Grant has been relegated to fair catches and touchbacks after returning three kicks for touchdowns in the first two games of 2015.

But the downward trend for Grant and the offense could see an uptick Saturday, starting with the reinstatement of last season’s second-most explosive receiver, Carroo, who averaged 19.7 yards per catch one season ago.

Carroo earned All-Big Ten accolades last year in addition to his All-American nod in the preseason after he racked up 1,086 receiving yards and 10 touchdowns in 2014.

And now he’s back, although it is unclear if the school’s all-time leader in touchdown receptions (22) will play Saturday as a spokesperson for the team told The Daily Targum he would have “nothing new to report until later,” a reference to Rutgers final preparatory practice Thursday.

But the Knights' top target was not on the practice field Wednesday, which leaves him little time to prepare for the matchup with No. 4 Michigan State on Saturday night at 8 p.m.

Some have speculated Rutgers’ lack of downfield throws have posed little danger to opposing defenses, allowing them to stack the box against the Knights, walking safeties down to the line of scrimmage to protect against the run.

A glance at the numbers could bolster that hypothesis. Last fall, the Knights had four offensive plays go for more than 50 yards through the first four games. This season they have two — a 55- and 56-yard touchdown catch and run by Carroo in week one.

But interim head coach Norries Wilson attempted to dispel the “vanilla offense” theory at practice on Wednesday. He said the absence of field-stretching plays is more a result of circumstance than the game plan.

“I won’t say that there has been a lack of a vertical passing game,” Wilson said. “We’ve called some throws down the field. If the quarterback sees someone underneath and takes it, we’re happy with the completion if it’s gonna help us move the chains.”

Wilson’s assertion is evidenced by quarterback Chris Laviano’s league-leading completion percentage (72 percent, fifth in the country) and his second-best pass efficiency rating (148.5), which falls a little more than two points behind his opposite number this week, Michigan State senior quarterback Connor Cook.

The saving grace for Rutgers offense is the success of the run game. It has been proven time and again that when the Knights get the ground game going, the offense is efficient as a result.
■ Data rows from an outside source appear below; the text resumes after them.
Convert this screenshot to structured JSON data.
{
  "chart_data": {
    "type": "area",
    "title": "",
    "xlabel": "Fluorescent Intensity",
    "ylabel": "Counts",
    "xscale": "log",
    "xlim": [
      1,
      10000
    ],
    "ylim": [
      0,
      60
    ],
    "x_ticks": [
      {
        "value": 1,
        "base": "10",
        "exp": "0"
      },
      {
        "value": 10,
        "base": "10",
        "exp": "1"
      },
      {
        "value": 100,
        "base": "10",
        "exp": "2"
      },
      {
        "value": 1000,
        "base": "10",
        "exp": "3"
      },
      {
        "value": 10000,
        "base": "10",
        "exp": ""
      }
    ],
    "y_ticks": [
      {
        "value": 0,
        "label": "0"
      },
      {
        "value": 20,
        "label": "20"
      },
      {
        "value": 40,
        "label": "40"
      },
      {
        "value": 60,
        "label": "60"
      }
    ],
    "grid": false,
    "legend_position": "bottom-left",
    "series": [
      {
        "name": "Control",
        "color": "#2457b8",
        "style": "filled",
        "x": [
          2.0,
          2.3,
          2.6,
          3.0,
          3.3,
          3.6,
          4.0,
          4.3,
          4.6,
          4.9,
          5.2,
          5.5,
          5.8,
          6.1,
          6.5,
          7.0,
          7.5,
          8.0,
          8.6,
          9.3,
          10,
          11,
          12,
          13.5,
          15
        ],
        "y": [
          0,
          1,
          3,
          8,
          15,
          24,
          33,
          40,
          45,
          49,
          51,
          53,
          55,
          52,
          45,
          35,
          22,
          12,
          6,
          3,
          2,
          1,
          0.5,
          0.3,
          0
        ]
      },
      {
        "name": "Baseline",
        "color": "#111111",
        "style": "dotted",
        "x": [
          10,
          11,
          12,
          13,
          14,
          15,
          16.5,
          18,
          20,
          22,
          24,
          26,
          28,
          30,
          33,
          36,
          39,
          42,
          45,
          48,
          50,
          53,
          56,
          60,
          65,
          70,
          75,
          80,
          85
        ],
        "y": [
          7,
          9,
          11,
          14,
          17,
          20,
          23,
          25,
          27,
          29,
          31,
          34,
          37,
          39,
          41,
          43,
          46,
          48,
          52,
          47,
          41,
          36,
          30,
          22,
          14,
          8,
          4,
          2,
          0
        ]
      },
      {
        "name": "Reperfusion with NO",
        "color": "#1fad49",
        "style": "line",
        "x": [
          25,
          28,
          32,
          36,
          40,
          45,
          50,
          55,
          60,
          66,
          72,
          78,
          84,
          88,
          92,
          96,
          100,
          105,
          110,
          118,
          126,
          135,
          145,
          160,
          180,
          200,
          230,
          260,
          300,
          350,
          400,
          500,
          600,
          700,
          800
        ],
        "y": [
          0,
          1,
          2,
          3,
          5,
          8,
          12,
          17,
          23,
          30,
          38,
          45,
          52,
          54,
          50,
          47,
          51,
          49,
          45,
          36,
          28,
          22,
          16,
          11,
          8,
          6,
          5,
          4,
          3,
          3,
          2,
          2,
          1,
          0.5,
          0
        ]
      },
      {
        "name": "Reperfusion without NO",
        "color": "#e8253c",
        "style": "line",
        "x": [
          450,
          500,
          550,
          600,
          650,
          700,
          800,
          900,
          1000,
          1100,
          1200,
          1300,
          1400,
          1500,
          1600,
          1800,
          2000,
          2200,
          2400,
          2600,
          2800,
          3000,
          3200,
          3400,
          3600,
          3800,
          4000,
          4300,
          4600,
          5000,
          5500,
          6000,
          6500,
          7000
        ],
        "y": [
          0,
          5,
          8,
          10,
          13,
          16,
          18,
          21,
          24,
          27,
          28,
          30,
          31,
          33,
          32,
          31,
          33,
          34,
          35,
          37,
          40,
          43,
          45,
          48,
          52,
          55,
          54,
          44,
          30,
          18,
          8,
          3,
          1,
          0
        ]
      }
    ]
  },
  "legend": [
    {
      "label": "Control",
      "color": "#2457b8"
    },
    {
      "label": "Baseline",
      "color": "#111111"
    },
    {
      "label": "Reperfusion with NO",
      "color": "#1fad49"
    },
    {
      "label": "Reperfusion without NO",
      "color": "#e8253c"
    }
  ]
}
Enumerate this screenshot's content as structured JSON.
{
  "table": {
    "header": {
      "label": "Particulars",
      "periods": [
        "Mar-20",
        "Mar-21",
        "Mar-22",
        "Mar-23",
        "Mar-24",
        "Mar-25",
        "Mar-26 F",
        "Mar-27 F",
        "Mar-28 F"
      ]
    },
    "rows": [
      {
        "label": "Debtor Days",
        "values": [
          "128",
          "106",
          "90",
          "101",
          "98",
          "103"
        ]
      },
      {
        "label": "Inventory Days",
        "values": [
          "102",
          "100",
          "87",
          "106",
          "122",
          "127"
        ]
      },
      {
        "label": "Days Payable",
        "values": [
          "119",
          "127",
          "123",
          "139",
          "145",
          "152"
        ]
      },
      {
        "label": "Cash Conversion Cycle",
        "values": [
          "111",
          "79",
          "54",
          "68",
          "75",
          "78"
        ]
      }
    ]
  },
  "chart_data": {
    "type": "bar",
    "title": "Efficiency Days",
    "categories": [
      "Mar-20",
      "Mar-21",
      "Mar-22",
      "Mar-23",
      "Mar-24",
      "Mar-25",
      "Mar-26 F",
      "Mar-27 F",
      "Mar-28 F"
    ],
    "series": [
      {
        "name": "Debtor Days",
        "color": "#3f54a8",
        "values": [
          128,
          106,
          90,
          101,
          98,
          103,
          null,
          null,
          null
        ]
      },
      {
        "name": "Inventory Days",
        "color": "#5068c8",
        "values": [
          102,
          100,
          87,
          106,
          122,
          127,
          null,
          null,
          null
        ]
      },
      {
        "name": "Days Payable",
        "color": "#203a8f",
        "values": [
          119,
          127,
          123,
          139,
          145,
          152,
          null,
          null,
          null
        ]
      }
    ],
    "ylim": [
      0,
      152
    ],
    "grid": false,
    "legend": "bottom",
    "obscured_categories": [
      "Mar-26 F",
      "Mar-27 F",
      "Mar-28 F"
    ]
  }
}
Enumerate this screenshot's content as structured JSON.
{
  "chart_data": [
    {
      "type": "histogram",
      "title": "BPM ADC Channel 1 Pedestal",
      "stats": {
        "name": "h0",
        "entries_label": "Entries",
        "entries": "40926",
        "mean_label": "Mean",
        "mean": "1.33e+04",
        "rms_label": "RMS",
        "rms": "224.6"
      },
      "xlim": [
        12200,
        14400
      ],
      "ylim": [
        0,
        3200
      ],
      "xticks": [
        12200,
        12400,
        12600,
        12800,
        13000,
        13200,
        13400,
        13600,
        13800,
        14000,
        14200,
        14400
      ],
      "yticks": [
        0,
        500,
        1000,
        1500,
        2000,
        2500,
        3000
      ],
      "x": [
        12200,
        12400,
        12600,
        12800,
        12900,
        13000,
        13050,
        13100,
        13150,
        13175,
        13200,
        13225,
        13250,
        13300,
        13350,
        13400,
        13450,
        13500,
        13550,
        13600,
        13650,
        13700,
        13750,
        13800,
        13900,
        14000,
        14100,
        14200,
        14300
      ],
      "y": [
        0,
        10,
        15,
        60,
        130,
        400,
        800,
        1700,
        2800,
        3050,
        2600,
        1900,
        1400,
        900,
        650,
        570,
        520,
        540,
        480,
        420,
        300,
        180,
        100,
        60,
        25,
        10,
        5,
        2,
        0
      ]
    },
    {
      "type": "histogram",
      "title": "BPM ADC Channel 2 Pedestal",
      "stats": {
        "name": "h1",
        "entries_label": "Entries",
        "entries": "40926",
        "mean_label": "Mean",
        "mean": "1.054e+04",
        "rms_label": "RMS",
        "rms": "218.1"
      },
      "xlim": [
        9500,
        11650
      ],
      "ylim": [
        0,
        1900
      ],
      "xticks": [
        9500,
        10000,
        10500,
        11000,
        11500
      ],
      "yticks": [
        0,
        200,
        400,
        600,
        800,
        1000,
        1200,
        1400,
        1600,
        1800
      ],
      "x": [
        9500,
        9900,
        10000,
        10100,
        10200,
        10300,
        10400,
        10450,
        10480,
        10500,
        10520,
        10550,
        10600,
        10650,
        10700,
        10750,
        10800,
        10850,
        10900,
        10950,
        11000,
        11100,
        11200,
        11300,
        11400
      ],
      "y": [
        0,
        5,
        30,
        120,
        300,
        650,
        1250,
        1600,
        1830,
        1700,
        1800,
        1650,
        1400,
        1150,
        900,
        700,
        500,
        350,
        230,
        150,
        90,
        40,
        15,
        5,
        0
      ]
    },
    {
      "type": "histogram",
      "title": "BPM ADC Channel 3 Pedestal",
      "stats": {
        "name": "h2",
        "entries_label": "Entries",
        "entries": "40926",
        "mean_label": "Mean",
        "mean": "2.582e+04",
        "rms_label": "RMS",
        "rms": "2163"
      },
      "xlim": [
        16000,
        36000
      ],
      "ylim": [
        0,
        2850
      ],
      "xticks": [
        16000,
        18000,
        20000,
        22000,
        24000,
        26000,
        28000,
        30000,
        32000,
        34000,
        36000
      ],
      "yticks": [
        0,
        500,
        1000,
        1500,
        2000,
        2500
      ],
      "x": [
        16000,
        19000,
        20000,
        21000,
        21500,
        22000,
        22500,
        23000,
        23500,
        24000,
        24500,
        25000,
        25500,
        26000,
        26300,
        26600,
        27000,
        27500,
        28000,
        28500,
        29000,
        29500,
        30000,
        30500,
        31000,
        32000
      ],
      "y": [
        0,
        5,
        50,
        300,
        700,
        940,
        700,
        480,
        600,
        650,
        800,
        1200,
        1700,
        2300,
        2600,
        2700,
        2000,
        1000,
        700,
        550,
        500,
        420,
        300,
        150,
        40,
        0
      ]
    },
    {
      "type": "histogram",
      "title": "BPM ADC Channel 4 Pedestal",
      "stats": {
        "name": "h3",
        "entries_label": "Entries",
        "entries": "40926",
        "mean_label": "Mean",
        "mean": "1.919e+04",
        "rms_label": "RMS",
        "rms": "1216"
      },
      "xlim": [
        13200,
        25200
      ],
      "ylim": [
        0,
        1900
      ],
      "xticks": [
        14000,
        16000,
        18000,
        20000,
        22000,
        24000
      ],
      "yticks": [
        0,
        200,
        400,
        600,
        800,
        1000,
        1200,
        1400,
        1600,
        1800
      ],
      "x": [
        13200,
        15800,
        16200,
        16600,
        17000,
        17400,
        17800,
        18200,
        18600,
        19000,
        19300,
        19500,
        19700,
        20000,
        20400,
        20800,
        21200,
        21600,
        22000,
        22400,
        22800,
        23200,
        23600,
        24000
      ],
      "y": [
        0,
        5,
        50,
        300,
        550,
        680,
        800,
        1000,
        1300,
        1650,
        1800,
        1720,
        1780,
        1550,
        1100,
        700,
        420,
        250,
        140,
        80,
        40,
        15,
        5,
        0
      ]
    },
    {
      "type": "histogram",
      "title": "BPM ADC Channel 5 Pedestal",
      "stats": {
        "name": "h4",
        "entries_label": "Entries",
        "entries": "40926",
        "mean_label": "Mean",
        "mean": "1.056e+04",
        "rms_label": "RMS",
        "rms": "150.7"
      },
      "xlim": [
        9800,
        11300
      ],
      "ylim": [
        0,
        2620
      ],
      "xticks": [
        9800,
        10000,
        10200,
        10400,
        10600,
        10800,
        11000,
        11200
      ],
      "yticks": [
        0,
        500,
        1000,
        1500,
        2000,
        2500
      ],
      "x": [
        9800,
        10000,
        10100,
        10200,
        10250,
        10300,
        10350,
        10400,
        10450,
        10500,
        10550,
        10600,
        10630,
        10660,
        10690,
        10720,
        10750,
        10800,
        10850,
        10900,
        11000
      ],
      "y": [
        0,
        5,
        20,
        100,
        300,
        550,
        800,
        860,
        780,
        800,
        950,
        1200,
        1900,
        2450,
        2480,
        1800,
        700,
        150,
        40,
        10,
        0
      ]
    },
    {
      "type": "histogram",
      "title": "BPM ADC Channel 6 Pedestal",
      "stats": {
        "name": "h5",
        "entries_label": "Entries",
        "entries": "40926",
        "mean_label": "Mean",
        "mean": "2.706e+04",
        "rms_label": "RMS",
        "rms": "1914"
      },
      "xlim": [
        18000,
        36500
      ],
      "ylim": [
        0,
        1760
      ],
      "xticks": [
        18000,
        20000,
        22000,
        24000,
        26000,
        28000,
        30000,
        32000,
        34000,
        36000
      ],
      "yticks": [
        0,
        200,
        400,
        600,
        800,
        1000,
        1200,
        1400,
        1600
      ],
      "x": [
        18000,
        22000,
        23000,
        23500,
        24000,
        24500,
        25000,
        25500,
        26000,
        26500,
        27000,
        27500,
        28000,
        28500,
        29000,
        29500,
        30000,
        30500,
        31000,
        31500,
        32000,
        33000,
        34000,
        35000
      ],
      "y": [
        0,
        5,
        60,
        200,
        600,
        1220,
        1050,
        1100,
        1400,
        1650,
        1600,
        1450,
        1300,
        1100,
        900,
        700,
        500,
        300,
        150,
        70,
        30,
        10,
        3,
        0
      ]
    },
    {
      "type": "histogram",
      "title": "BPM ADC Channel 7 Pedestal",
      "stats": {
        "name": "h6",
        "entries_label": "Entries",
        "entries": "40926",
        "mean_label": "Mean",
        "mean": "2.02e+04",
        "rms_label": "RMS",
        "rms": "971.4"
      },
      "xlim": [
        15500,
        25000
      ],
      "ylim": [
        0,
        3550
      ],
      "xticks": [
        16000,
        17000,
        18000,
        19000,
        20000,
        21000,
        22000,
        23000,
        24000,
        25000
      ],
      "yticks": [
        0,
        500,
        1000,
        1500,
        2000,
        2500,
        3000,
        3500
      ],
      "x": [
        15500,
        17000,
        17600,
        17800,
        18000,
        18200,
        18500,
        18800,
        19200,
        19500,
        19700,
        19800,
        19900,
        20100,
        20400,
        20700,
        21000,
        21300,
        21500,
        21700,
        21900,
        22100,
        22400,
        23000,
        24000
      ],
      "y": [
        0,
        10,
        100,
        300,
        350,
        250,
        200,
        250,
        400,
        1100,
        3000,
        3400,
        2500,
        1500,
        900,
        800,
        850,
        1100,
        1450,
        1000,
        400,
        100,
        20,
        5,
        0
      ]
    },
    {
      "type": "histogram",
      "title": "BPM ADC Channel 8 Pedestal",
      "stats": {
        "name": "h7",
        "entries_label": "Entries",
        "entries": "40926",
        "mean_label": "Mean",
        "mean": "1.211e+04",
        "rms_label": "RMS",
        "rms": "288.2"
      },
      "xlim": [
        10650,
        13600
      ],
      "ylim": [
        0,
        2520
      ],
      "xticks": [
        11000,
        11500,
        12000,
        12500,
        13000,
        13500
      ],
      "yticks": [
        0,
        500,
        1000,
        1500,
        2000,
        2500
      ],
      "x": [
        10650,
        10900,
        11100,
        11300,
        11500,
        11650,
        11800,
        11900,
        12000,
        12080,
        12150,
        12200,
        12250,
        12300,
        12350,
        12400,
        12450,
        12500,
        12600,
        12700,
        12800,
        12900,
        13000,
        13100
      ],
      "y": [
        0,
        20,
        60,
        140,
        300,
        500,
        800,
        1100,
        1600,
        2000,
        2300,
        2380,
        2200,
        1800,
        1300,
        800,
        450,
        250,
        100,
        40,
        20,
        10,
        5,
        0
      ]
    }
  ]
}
“When you can run the football, a defense can’t just be one-dimensional and just line up and come after the quarterback,” Wilson said. “You also wanna have a great running game to support your passing game and we’re hoping to have that again this Saturday.”

Junior wide receiver Andre Patton, who has taken over the No. 1 receiver role during Carroo's absence, said that if the Knights can get it blocked, they have the ability to throw deep.

"It affects the timing,” Patton said of a pass rush. “We just have to handle that up front. If our O-Line can handle that up front then ... there should be no reason we should have shorter routes.”

After a visit to Big Ten Media Days in late July, Carroo created a buzz with his rose-studded suit, a proclamation of his aspirations for a Rose Bowl appearance for Rutgers in 2015.

After the first day of training camp, Carroo held court.

“I know they’ll be following my lead,” he said of the younger receivers. “Ultimately, my goal is just to have a 10-win season and play in a Rose Bowl.”

In order to accomplish either or both, the Knights need to win out. But the focus for this week is squarely on the next team on the schedule.

The Spartans (5-0, 1-0) make passage to the Banks with all the ingredients for an upset special. MSU narrowly escaped defeat to 21-point underdog Purdue last week (24-21) and the primetime tilt against the team from Piscataway will feature a raucous crowd of Rutgers fans, packed into High Point Solutions Stadium tighter than a suitcase destined for a semester abroad. 

It’s the annual Blackout Game, a newfangled tradition that should draw close to 50,000 fans.

But in order for Wilson’s warriors to rinse the stench of a 45-3 defeat to Sparty last season in East Lansing, Rutgers will need to make some plays down the field.

“Coach McDaniels and the rest of the offensive staff have put together a plan we think is best for us to take advantage of what Michigan State does on defense,” Wilson said. “And there are some vertical throws in that plan.”